ASSESS YOUR STRENGTHS
I’m a big fan of looking in the mirror and challenging your thinking to assess a realistic perspective. Even the most motivated and driven among us shouldn’t assume that just because they’ve had success in one role, they will be equally well-suited for another. Put yourself in a new hiring manager’s shoes. If you have two candidates to choose from, and one has played a similar role before while the other is aspirational, which would you chose? Obviously, as someone career switching, you’d already be at a disadvantage. We can’t just make up for experience we don’t have. We can, however, find the links between what we have done, and what the new role would require of us. Perhaps it’s customer service at the core of the old and new, or maybe it’s deep analytical knowledge. Whatever it is, outline your strengths, and find ways to map them to the new role/field.
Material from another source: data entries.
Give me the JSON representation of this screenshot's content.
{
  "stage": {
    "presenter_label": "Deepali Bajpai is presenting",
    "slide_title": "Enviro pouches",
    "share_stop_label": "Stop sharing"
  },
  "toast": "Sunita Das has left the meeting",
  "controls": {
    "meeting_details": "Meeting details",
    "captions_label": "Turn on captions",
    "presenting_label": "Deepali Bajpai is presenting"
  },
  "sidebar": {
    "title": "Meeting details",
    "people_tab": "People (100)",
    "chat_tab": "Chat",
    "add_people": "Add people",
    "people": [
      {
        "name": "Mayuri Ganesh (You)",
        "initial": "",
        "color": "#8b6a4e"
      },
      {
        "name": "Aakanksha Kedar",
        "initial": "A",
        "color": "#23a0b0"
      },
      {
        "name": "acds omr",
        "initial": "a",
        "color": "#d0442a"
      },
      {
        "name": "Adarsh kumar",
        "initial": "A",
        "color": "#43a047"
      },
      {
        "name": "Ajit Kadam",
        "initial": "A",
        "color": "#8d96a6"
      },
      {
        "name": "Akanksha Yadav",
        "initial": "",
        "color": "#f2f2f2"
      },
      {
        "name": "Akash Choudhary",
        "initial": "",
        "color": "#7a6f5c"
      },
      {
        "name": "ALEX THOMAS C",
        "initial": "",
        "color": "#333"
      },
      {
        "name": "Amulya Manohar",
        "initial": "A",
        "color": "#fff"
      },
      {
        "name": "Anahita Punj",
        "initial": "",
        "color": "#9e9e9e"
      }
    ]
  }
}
PRO TIP: Once you’ve gathered intel from your research and networking, and determined how your current skills map to your desired role, update your resume to highlight relevant core key skills applicable to your new desired role. And then practice your talk track. Namely, spend time practicing how you’d answer interview questions honestly, while selling yourself on how what you’ve done has application to what you want to be doing. The more comfortable you get sharing - and selling - your story, the better chance you have of helping others to take a gamble on you.
ADD A DOSE OF REALISM AND A BIG DASH OF HARD WORK
Sure it sounds sexy to go off and tackle a new career. Maybe you’ve done your homework, and are convinced you found the career and space you are passionate about. Now do the gut check. While you might be making strides in your current career, you’ll be a relative newbie in your desired one. Are you prepared to take a pay cut? Are you willing to work harder than all of your new peers to play catch up to learn? If you aren’t, pause again. Taking classes to learn more about the new role and industry can bolster your skills. Places like the Startup Institute, General Assembly or a variety of online universities offer affordable means to build skills to help you prepare.
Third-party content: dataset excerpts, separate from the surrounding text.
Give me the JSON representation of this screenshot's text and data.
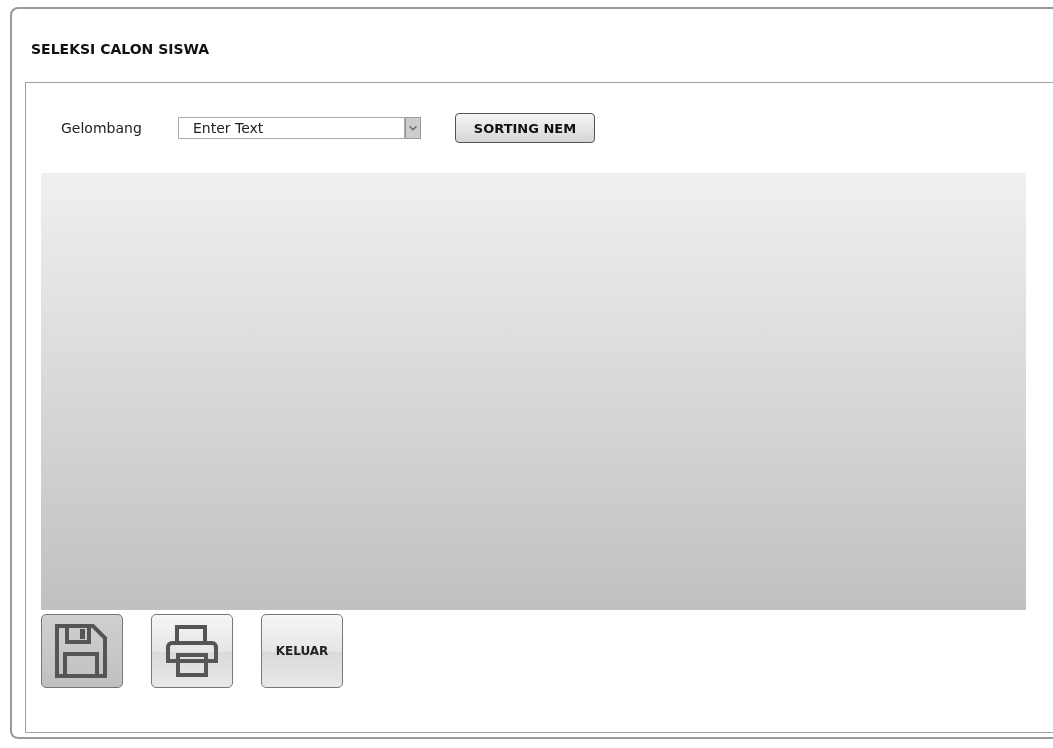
{
  "window": {
    "title": "SELEKSI CALON SISWA"
  },
  "filter": {
    "label": "Gelombang",
    "placeholder": "Enter Text"
  },
  "sort_button": {
    "label": "SORTING NEM"
  },
  "actions": [
    {
      "kind": "save"
    },
    {
      "kind": "print"
    },
    {
      "kind": "text",
      "label": "KELUAR"
    }
  ]
}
PRO TIP: Of course this sounds like a lot of work; it should be. You are asking an employer to take a gamble on you and hire you into a new role. Be able to show clear evidence that this isn’t just a whim; you are willing and have put the work in to show your commitment.
Obviously, if your new dream role exists in your current company and you are an employee in good standing, start there. If you are uncomfortable speaking to your manager about wanting to explore a new role, speak to a trusted person in your human resources or people strategy team. They can aid you in navigating those conversations and potential transitions. If you are an outstanding employee, your company will want to retain you, and will likely aid you in finding a different role. Making a big move like this in a place where you already have a great reputation is that much smoother. Just be above board with your intentions and process; explain the motivation for wanting to move to a new field. If managers understand it isn’t a matter of disloyalty or running from them, they are far more likely to help you. If you want to start fresh, be prepared for a lot of work to help you achieve your goals. Rarely does anyone hand us anything in life. Take the time, do your homework, and build your skills. If you are truly motivated to switch careers, you’ll find your way.